W ubiegłym roku parlament zgodził się na kremowanie zwłok osobom które taką właśnie wyrażą wolę.
Ale minął rok a krematorium jak nie było tak nie ma. Jest za drogie i nieopłacalne. Koszt to od 4 do 7 milionów euro. Jak znając wyobraźnię Cypryjczyków to w 7 się nie zmieszczą bo przy nadzorze będzie musiało pracować dziesięciu managerów. Do tej pory do kremacji chętnych jest 100 osób. Zatem nie opłaca się inwestować.
A co jeśli do nieistniejącego krematorium ustawiło się w kolejce 100 osób, to ile mogłoby się ustawić jeśli takowe by istniało.
A może ruszyć fundusz unijny? Pieniądze przecież są.
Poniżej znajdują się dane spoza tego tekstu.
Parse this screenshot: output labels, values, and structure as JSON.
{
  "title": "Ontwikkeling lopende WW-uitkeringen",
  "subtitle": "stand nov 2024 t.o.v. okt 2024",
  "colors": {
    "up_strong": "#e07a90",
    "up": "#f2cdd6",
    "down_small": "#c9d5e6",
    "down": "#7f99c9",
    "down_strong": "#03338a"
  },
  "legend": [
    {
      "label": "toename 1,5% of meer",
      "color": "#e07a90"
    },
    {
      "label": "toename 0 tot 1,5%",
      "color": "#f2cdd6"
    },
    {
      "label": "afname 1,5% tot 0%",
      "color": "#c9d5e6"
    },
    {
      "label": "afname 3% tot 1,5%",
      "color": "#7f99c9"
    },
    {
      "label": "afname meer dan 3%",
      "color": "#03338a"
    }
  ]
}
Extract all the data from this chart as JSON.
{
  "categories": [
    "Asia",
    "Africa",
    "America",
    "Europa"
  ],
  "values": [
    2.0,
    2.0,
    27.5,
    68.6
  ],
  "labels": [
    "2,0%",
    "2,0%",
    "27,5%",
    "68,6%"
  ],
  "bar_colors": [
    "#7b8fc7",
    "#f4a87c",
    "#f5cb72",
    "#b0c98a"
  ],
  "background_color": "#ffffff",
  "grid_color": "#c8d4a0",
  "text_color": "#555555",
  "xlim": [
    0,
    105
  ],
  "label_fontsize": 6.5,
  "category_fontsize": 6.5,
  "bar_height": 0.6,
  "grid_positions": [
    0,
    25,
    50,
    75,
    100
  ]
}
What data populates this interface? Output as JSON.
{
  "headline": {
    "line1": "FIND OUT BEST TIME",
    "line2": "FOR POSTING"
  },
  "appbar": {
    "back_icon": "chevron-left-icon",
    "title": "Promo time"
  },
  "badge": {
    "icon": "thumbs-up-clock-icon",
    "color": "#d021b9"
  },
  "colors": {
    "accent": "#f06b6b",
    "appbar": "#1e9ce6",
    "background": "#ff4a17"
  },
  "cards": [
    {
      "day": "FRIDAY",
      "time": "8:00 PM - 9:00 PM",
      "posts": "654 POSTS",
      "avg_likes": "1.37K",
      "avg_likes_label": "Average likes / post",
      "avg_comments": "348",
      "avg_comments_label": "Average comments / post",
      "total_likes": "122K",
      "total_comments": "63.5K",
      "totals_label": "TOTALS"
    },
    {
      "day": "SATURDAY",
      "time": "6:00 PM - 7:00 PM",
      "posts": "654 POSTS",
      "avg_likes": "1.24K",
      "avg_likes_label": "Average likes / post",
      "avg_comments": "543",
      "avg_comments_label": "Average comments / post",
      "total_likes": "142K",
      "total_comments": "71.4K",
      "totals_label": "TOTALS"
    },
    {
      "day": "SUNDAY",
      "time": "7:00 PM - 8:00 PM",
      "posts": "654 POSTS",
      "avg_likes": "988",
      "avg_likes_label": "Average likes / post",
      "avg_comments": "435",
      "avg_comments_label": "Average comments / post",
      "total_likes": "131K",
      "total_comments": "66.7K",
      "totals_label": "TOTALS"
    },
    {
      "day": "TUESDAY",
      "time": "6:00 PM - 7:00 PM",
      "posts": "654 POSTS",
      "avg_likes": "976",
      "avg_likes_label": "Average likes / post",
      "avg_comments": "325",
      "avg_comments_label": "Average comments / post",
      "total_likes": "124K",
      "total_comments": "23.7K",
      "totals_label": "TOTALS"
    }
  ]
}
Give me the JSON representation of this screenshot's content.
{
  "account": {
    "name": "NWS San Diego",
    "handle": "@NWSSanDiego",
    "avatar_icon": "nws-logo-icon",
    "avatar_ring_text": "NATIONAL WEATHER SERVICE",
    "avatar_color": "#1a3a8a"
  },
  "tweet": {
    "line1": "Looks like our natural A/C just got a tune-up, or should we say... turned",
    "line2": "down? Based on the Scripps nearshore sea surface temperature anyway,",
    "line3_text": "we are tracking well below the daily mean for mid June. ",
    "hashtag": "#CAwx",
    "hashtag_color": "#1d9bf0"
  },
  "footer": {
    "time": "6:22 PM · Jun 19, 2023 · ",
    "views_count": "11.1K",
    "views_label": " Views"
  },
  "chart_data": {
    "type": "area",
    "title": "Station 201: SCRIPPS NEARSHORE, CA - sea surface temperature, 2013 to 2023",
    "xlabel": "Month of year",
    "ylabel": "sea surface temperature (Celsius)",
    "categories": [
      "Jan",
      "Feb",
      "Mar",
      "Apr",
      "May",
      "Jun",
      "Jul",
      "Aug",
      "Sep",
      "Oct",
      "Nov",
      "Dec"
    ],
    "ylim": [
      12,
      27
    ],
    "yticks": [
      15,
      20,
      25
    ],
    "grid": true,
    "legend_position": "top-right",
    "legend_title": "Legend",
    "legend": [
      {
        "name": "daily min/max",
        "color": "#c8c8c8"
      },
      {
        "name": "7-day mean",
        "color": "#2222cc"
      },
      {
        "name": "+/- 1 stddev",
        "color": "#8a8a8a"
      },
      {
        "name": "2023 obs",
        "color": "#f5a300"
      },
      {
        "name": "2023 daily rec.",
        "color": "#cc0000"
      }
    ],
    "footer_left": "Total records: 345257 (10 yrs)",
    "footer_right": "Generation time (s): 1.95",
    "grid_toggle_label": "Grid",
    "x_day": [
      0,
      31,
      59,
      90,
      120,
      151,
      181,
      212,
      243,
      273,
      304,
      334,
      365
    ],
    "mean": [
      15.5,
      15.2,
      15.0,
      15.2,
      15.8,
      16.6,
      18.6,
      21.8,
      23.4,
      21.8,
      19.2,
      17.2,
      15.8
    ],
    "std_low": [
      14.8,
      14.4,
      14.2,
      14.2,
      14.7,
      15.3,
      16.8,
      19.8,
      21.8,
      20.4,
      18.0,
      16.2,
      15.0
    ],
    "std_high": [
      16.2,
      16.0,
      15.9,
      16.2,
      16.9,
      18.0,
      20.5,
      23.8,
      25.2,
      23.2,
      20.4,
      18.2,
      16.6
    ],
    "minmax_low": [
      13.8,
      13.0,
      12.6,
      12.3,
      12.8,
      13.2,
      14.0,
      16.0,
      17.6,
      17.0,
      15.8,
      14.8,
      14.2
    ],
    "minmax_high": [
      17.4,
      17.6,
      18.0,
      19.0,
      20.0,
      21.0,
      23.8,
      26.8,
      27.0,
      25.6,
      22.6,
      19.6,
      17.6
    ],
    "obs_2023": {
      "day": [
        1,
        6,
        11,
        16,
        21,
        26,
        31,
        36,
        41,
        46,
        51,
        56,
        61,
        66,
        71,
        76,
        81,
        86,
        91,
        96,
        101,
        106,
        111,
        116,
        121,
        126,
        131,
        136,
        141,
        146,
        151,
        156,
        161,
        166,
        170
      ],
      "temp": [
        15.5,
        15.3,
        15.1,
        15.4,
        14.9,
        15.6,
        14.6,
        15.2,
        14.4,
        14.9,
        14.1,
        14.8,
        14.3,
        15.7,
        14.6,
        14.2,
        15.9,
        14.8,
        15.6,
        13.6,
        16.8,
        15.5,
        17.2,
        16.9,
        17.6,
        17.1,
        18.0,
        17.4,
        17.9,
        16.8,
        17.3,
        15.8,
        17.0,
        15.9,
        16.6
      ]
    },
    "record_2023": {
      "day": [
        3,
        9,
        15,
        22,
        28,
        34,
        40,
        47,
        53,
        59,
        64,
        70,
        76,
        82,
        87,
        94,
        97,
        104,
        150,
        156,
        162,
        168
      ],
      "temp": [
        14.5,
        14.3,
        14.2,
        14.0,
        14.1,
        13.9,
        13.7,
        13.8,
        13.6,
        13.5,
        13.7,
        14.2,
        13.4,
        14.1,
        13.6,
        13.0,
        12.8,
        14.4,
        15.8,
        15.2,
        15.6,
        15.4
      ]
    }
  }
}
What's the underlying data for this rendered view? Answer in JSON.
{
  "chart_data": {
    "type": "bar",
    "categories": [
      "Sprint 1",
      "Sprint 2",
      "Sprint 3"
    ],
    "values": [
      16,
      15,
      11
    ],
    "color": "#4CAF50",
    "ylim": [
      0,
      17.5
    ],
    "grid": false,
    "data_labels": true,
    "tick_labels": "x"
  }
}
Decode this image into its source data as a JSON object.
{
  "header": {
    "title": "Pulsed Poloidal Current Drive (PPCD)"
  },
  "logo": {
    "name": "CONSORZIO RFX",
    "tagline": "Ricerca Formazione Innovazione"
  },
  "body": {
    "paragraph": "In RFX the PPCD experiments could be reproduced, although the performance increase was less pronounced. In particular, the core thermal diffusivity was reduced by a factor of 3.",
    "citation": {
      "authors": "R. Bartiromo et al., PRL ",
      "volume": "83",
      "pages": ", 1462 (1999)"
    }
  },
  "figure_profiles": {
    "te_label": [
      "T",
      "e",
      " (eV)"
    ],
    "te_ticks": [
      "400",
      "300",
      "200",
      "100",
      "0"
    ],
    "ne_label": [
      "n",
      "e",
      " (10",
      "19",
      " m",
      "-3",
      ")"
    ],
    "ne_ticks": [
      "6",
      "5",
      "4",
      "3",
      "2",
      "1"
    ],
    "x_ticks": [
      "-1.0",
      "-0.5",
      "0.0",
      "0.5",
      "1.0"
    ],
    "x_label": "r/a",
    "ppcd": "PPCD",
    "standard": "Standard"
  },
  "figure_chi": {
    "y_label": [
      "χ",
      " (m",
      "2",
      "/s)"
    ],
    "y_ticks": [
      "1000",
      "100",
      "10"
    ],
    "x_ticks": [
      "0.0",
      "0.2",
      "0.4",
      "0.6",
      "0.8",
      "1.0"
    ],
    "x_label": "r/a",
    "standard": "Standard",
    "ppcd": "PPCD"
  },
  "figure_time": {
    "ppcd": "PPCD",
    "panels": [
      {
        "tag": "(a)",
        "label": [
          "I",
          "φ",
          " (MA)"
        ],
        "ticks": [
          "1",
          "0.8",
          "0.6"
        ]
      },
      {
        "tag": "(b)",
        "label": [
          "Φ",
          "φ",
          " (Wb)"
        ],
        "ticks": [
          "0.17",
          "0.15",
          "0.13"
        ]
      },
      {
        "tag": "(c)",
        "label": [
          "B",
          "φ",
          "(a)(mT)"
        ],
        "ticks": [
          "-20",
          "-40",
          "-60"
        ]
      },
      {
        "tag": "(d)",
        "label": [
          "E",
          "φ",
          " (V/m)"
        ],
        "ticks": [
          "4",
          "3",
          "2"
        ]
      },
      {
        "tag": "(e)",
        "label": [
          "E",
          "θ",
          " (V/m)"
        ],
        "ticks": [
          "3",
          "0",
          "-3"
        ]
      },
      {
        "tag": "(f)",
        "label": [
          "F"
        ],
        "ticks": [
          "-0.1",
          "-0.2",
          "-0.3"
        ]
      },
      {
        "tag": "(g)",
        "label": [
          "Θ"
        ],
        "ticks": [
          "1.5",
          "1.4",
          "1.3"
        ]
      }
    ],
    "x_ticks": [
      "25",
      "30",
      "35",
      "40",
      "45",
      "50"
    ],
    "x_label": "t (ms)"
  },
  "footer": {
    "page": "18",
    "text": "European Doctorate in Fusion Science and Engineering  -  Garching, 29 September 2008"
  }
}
Na chwilę obecną zmarli którzy za życia oczywiście złożyli wnioski o kremację, transportowani są do Bułgarii, a to koszt 5000 euro.
Kolejne rozwiązanie od zamorskich firm, przyznam mnie rozbawiło, zamrażanie do 157 stopni w ciekłym azocie. Gdy ciało wraca do niższej temperatury, zmienia się w proch. Takie praktyki są szeroko ostatnio rozpowszechnione w Czechach.